Quantifying and understanding the largest aggregation of giant trevally on record

By: Ryan Daly

Giant trevally (locally known as giant kingfish) are large (up to 80 kg) keystone predators that are prized by recreational anglers for their size and strong fighting abilities. Giant trevally also form predictable spawning aggregations during which time they can be especially vulnerable to overexploitation. However, very little is known about their aggregations and there are very few records of giant trevally aggregations in the western Indian Ocean. Thus, understanding the location and timing of giant trevally aggregation events are critical for the effective conservation and management of the species. In 2018 we described the largest known aggregation of giant trevally on record in the Ponta do Ouro Partial Marine Reserve in southern Mozambique.

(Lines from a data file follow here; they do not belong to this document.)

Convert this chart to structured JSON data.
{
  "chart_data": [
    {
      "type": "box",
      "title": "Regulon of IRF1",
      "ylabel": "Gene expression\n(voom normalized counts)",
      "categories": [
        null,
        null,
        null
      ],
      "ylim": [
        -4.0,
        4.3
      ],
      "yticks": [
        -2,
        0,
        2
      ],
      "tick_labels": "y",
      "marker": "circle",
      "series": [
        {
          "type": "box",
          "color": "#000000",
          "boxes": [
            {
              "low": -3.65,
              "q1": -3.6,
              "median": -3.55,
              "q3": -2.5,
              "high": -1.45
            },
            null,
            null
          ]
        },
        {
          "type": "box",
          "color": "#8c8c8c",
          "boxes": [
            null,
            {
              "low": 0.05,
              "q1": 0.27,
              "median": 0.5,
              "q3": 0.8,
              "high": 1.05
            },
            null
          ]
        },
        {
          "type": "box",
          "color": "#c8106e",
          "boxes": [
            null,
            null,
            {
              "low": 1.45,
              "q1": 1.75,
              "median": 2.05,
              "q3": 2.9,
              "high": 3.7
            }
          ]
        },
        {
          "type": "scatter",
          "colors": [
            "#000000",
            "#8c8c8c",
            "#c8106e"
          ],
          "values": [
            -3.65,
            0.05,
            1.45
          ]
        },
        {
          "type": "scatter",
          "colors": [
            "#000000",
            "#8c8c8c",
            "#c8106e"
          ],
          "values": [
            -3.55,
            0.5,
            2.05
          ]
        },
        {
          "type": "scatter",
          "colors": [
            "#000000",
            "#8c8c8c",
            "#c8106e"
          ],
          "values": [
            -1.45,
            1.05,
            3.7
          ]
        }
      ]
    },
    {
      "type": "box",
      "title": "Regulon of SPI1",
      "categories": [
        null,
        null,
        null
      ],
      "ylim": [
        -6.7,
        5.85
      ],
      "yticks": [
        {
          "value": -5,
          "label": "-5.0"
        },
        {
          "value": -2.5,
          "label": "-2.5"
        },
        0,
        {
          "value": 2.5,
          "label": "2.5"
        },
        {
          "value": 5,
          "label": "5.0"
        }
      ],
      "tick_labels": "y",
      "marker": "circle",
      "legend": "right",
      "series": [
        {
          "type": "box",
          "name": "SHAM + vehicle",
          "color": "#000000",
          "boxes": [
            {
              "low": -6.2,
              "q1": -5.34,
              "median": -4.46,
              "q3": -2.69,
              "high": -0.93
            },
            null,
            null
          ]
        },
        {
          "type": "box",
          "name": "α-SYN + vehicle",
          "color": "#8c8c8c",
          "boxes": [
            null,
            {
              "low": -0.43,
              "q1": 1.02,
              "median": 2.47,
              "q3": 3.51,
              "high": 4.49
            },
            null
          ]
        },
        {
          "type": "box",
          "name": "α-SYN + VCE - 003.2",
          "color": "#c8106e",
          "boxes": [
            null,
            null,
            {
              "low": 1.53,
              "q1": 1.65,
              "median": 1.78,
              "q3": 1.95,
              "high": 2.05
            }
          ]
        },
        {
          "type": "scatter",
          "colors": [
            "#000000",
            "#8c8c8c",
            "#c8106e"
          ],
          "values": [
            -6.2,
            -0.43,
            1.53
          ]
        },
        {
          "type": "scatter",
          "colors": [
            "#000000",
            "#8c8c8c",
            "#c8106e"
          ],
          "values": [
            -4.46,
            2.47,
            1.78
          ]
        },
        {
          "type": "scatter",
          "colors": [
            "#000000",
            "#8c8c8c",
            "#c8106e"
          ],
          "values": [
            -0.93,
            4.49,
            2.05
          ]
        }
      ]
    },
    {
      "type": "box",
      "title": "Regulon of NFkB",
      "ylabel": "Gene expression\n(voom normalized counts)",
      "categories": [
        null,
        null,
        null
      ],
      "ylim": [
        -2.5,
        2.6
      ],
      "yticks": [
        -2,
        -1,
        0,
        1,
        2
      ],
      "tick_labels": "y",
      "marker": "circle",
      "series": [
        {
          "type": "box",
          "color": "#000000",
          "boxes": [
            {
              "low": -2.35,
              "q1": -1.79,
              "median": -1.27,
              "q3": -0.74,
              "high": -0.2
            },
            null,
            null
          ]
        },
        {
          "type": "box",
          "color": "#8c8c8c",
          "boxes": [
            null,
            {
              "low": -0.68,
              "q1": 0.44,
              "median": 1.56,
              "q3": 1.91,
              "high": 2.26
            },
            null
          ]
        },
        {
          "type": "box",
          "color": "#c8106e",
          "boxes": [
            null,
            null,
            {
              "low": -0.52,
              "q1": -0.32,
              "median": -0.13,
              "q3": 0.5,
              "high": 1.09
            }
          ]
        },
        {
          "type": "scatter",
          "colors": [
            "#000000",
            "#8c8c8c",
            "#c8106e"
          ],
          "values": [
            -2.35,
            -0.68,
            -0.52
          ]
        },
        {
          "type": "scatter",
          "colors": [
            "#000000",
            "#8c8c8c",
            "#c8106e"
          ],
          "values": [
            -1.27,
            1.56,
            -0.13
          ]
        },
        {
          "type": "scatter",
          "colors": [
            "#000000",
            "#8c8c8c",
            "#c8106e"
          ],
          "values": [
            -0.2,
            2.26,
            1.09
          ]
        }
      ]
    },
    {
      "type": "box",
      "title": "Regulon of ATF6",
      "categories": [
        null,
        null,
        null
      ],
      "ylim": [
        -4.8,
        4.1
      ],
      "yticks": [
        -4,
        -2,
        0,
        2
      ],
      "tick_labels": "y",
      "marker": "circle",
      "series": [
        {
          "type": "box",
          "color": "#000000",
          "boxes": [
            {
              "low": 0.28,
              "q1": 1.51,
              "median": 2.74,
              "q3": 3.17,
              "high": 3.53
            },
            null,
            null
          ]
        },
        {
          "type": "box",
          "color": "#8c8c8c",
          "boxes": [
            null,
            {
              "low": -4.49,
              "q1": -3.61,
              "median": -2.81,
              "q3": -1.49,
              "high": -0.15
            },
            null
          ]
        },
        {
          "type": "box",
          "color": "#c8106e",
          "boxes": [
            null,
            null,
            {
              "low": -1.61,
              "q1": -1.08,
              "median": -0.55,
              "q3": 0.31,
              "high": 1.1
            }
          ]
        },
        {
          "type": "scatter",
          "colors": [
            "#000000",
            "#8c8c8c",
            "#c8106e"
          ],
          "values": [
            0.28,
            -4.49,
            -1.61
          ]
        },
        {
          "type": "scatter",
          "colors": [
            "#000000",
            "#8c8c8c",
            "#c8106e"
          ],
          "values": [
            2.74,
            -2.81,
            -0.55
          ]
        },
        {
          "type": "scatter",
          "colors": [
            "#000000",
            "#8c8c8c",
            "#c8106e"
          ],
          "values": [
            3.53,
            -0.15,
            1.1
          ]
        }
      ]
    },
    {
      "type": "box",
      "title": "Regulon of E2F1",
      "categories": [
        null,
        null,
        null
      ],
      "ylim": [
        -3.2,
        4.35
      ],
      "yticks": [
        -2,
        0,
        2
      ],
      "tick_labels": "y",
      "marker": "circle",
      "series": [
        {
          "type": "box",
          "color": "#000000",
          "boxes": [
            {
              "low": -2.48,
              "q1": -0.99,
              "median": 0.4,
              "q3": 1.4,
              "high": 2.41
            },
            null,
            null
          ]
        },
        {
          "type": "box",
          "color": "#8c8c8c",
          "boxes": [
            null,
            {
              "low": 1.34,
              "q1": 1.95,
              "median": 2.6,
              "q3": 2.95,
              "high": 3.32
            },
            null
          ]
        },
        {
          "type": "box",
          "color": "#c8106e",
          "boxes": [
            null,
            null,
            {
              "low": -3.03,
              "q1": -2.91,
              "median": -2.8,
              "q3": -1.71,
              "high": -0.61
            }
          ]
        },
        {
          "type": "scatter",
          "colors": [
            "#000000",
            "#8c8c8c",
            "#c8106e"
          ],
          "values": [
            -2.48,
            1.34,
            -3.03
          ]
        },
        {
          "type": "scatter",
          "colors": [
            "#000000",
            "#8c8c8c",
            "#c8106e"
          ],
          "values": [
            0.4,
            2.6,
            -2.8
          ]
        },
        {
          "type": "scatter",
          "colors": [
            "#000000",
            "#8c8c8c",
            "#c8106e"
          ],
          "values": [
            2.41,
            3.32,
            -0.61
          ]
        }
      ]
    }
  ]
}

Unbelievably, the aggregation was made up of almost 2500 fish with an estimated biomass of ~30 tonnes. Realising the importance of the aggregation, we initiated an acoustic tagging project to understand more about the aggregation timing and where all the fish taking part in the aggregation came from. Incredibly, we found that fish taking part in the aggregation were travelling up to 1200 km between aggregation events (i.e. Ponto do Ouro to Port St Johns and back), which is considerably further than has been recorded for this species elsewhere in the world. Interestingly, the majority of fish taking part in the aggregation in Mozambique crossed the border to South Africa. We also found that the aggregation timing was associated with the lunar phase and was seasonally highly predictable. These results highlighted the fact that the aggregation could be extremely vulnerable to exploitation and that specific management plans are required to protect the aggregation. Furthermore, our results suggested that the conservation of the giant trevally aggregation in Mozambique will be key to ensuring the future health of the giant trevally population in South Africa, highlighting the importance of transboundary conservation. Going forward we will continue to monitor the giant trevally aggregation and work to ensure that this unique event of one of our most charismatic game fishes is protected.